Open codeisnotcode opened this issue 3 years ago • 0 comments

Function xqrs seems highly inconsistent on runtime from one ECG trace to another and I am not sure how to predict if a trace can be processed in minutes or many hours. The split is about 95% of traces are processed fast (minutes) and about 5% take hours. Some of quickly processed traces have more heartbeats or are across a longer clock time so it is not directly tied to trace length or trace clocktime duration. Processing seems to be either quick (minutes) or very slow (hours) - it is bimodal, not a continuous range. Trace durations I am working with are from under an hour to 24 hours. The longer traces are more likely to take hours with xqrs, but as stated I have even longer traces that take minutes. These are 1-channel traces. How do you suggest avoiding the slowdowns?

If I breakpoint the xqrs code, it seems the slowdown may be related to the _run_detection code (which is called by xqrs) sometimes doing backsearch. It would be helpful to know more about what backsearch is doing, when it is triggered, and how far back it rescans. Clearly if it rescans a large percentage of the earlier marked signal, then it will cause a quadratic slowdown as it gets further into a trace. I think this type of slowdown is what I am seeing when I breakpoint. How far back does it rescan and if far back, why? If far back, what would be the downside in me limiting the scope of the backsearch to a much shorter period? Is it possible that if the code makes bad decisions on the first few heartbeats used during learning that this can throw off the later backsearch, causing this hours-long execution?

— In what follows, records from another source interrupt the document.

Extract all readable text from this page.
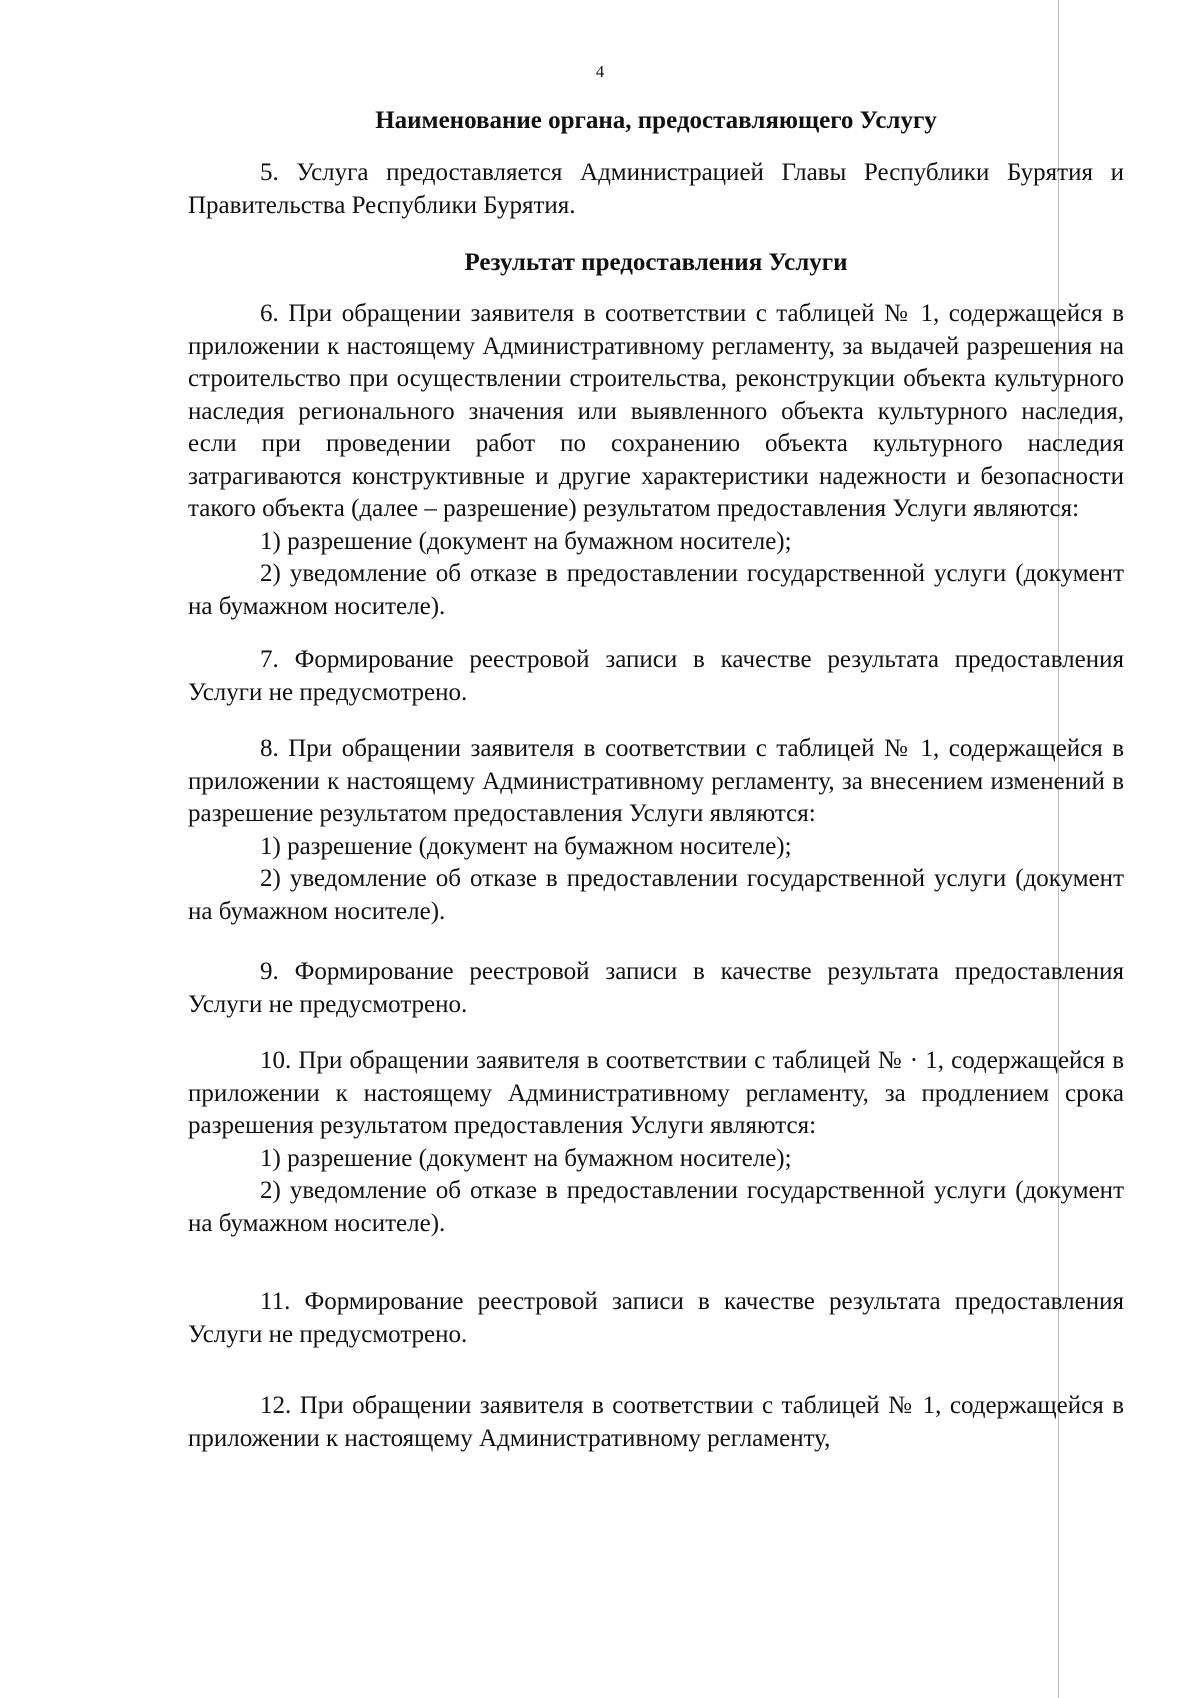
4
Наименование органа, предоставляющего Услугу
5. Услуга предоставляется Администрацией Главы Республики Бурятия и Правительства Республики Бурятия.
Результат предоставления Услуги
6. При обращении заявителя в соответствии с таблицей № 1, содержащейся в приложении к настоящему Административному регламенту, за выдачей разрешения на строительство при осуществлении строительства, реконструкции объекта культурного наследия регионального значения или выявленного объекта культурного наследия, если при проведении работ по сохранению объекта культурного наследия затрагиваются конструктивные и другие характеристики надежности и безопасности такого объекта (далее – разрешение) результатом предоставления Услуги являются:
1) разрешение (документ на бумажном носителе);
2) уведомление об отказе в предоставлении государственной услуги (документ на бумажном носителе).
7. Формирование реестровой записи в качестве результата предоставления Услуги не предусмотрено.
8. При обращении заявителя в соответствии с таблицей № 1, содержащейся в приложении к настоящему Административному регламенту, за внесением изменений в разрешение результатом предоставления Услуги являются:
1) разрешение (документ на бумажном носителе);
2) уведомление об отказе в предоставлении государственной услуги (документ на бумажном носителе).
9. Формирование реестровой записи в качестве результата предоставления Услуги не предусмотрено.
10. При обращении заявителя в соответствии с таблицей № · 1, содержащейся в приложении к настоящему Административному регламенту, за продлением срока разрешения результатом предоставления Услуги являются:
1) разрешение (документ на бумажном носителе);
2) уведомление об отказе в предоставлении государственной услуги (документ на бумажном носителе).
11. Формирование реестровой записи в качестве результата предоставления Услуги не предусмотрено.
12. При обращении заявителя в соответствии с таблицей № 1, содержащейся в приложении к настоящему Административному регламенту,
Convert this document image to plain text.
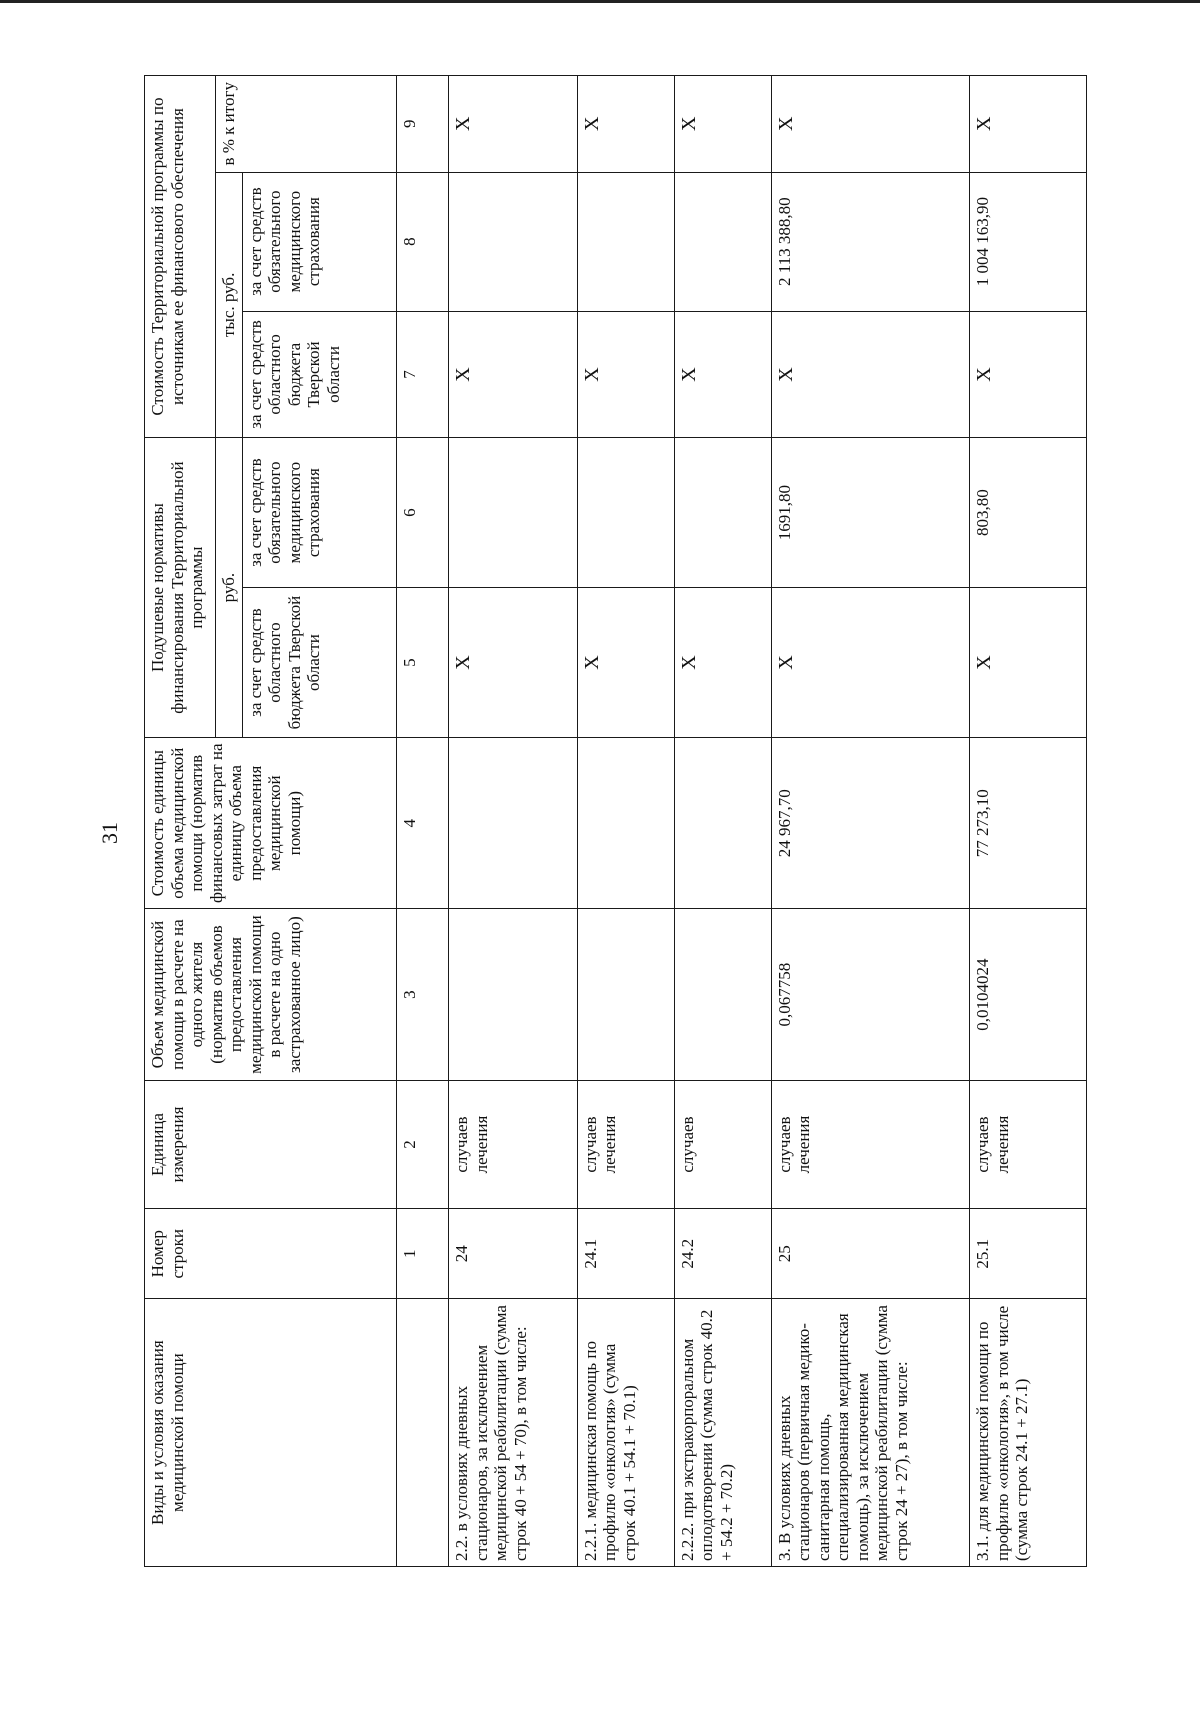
31
Виды и условия оказания медицинской помощи	Номер строки	Единица измерения	Объем медицинской помощи в расчете на одного жителя (норматив объемов предоставления медицинской помощи в расчете на одно застрахованное лицо)	Стоимость единицы объема медицинской помощи (норматив финансовых затрат на единицу объема предоставления медицинской помощи)	Подушевые нормативы финансирования Территориальной программы		Стоимость Территориальной программы по источникам ее финансового обеспечения		
					руб.		тыс. руб.		в % к итогу
					за счет средств областного бюджета Тверской области	за счет средств обязательного медицинского страхования	за счет средств областного бюджета Тверской области	за счет средств обязательного медицинского страхования	
	1	2	3	4	5	6	7	8	9
2.2. в условиях дневных стационаров, за исключением медицинской реабилитации (сумма строк 40 + 54 + 70), в том числе:	24	случаев лечения			Х		Х		Х
2.2.1. медицинская помощь по профилю «онкология» (сумма строк 40.1 + 54.1 + 70.1)	24.1	случаев лечения			Х		Х		Х
2.2.2. при экстракорпоральном оплодотворении (сумма строк 40.2 + 54.2 + 70.2)	24.2	случаев			Х		Х		Х
3. В условиях дневных стационаров (первичная медико-санитарная помощь, специализированная медицинская помощь), за исключением медицинской реабилитации (сумма строк 24 + 27), в том числе:	25	случаев лечения	0,067758	24 967,70	Х	1691,80	Х	2 113 388,80	Х
3.1. для медицинской помощи по профилю «онкология», в том числе (сумма строк 24.1 + 27.1)	25.1	случаев лечения	0,0104024	77 273,10	Х	803,80	Х	1 004 163,90	Х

Perhaps related, I see that the default wfdb_conf.t_inspect_period = 0.0 in the latest version was recently changed from a default wfdb_conf.t_inspect_period = 0.36. The value of 0.36 seems like it might be correlated to some traces taking much longer, but it is possible I am in error on this. I find the 0.36 value does a much better job of avoiding falsely marking t-waves as a qrs so it is highly desireable to keep using 0.36 rather than 0.0.

The documentation on wfdb_conf.t_inspect_period is very terse. It says "The period below which a potential QRS complex is inspected to see if it is a T-wave. Leave as 0 for no T-wave inspection." Is the 'period' a time window after the location of a qrs complex where the code avoids finding another qrs complex? Is the period 's units seconds? How does the default wfdb_conf.t_inspect_period affect the backtrace?

This set of issues may also be related to this issue: https://github.com/MIT-LCP/wfdb-python/issues/180

I can arrange to get you ECG traces that run fast and slow on xqrs if that is helpful, but would prefer to not publicly post them. Thanks.